Der unheimliche Alltag: Rare Notizen aus dem dissidentischen Russland  

Natalja Kljutscharjowas „Tagebuch vom Ende der Welt“ schildert die Verzweiflung unter dem Regime der Gewalt und Faktenferne.

Von Caroline Fetscher

Absurd ist so vieles im Russland der Gegenwart. Etwa die Begründung für die Festnahme eines jungen Mädchens, das im vorigen Winter die Worte „Nein zum Krieg“ in den Schnee geschrieben hatte.

Aus den Nachrichten erfuhr die Schriftstellerin Natalja Kljutscharjowa, was das Polizeiprotokoll dazu festhielt:  „Sie hat die Armee der Russischen Föderation diskreditiert durch Beschädigen der Schneedecke.“

Beschädigt ist im Land solcher Grotesken so vieles, vor allem der Realitätssinn. Deshalb sieht die Autorin, erst recht seit Kriegsbeginn im Februar 2022, die oberste Aufgabe von Dissidenten darin, „heil zu bleiben und Zeugen zu sein. Alles zu sehen, alles zu hören, alles festzuhalten“, möglichst ohne Verstand und Gesundheit einzubüßen.

Mutig blieb die 1981 Geborene weiter in Jaroslawl, rund 290 Kilometer nördlich von Moskau, und notierte immer hoffnungsloser ihre alltäglichen Beobachtungen. Sie sind jetzt in ihrem auf Deutsch erschienenen „Tagebuch vom Ende der Welt“ versammelt als eines der wenigen akut aktuellen Dokumente aus dem anderen Russland.

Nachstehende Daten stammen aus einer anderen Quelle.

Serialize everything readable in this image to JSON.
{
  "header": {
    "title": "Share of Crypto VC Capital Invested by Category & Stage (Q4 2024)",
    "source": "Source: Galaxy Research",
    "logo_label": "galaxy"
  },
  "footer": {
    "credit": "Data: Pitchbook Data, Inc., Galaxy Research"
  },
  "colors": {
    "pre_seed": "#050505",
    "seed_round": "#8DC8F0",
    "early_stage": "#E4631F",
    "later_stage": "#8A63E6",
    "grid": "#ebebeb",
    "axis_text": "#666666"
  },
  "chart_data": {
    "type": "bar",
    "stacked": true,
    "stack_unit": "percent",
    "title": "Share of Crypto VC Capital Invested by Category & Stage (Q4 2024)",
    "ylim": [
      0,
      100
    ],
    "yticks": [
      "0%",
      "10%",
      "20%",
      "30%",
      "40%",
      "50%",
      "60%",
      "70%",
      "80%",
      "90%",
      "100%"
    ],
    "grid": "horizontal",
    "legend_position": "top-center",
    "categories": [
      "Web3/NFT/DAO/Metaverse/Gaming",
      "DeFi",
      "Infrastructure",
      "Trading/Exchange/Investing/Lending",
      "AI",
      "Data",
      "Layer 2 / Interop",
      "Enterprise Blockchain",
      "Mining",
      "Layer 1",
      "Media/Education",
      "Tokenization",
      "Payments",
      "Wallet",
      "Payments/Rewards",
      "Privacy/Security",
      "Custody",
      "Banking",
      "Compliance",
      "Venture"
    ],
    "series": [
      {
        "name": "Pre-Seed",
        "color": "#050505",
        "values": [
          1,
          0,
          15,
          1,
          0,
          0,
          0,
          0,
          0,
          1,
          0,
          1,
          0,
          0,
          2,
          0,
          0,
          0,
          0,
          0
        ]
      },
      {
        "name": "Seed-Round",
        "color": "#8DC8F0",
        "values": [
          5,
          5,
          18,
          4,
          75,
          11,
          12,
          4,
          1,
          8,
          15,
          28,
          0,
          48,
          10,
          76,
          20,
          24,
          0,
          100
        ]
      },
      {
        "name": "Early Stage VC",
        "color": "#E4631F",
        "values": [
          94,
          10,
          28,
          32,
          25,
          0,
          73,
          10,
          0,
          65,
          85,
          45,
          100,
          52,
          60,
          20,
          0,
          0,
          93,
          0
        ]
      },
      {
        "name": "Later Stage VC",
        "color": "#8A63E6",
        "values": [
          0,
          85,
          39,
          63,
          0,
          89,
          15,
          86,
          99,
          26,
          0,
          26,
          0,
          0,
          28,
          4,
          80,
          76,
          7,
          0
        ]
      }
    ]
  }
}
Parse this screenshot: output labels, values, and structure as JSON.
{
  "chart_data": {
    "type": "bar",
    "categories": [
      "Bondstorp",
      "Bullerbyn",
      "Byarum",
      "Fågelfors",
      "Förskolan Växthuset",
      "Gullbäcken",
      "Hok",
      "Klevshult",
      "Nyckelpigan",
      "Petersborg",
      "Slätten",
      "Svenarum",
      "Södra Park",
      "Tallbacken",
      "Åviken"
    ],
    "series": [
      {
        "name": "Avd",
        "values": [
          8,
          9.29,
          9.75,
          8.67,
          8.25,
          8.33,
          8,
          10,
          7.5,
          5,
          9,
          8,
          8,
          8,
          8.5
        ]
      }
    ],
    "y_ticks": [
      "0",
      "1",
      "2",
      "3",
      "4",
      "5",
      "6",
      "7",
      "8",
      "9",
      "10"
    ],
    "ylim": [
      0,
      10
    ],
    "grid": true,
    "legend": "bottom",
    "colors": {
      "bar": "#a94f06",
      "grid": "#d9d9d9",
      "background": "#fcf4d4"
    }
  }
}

Der Text entstand im schrumpfenden Russland der Dissidenten, derer, die noch nicht ins Exil gegangen sind oder in Haftanstalten mundtot gemacht wurden. Schallarm, leise manifestiert sich da im Alltäglichen das Echo des Krieges, mit dem das Nachbarland Ukraine überzogen wird im Alltäglichen.

Alles ist aus den Fugen, notiert die Autorin, aber alle tun sorglos. Sedativa finden starken Absatz, Supermarktkundschaft hamstert unter Sprüchen gegen die Sanktionen. Protestaufrufe werden verschlüsselt versendet, latent vibriert Panik.

Kaum versammeln sich auf einem Platz ein paar Leute, tauchen Gefangenentransporter auf, Uniformierte, Polizeiautos mit Blaulicht und Drohungen per Megaphon. In der Angstfantasie der Autorin mutiert das ganze Land zur Kaserne.

Freunde werfen ihr „Heimatverrat“ vor, und obwohl sie nie Kontakte abbrechen wollte, bleibt ihr mitunter nichts anderes übrig. In Schüben überfällt sie die Scham über die eigene Ohnmacht, die Untätigkeit und die Angst.

Eine Freundin schreibt an alle, die sie in der Ukraine kennt, dass sie sich für die russische Invasion schämt und sich entschuldigt. Ein Kiewer Produzent antwortet ihr: „Valja, du bist die Einzige, die mir in dieser ganzen Zeit aus Russland geschrieben hat. Aber ich habe sehr darauf gewartet.“  

Kljutscharjowa schildet Szenen der alltäglichen Brutalität, die ins Selbstverständliche eingesickert ist, und deren eine Variante das Schweigen ist. Im Schreibkurs, den sie gibt, entstehen Texte, die auf Ängste und Alpträume deuten, aber im täglichen Umgang fällt kaum ein Wort zum Krieg. Als „wäre nichts“.

„Russland ist ein Armenhaus mit Moskau als Disney World“ befand neulich der ehemalige ARD-Korrespondent Udo Lielischkies. Diese Verhältnisse soll ein Cocktail aus Nationalismus, Ressentiments und Kriegsstimmung übertünchen. 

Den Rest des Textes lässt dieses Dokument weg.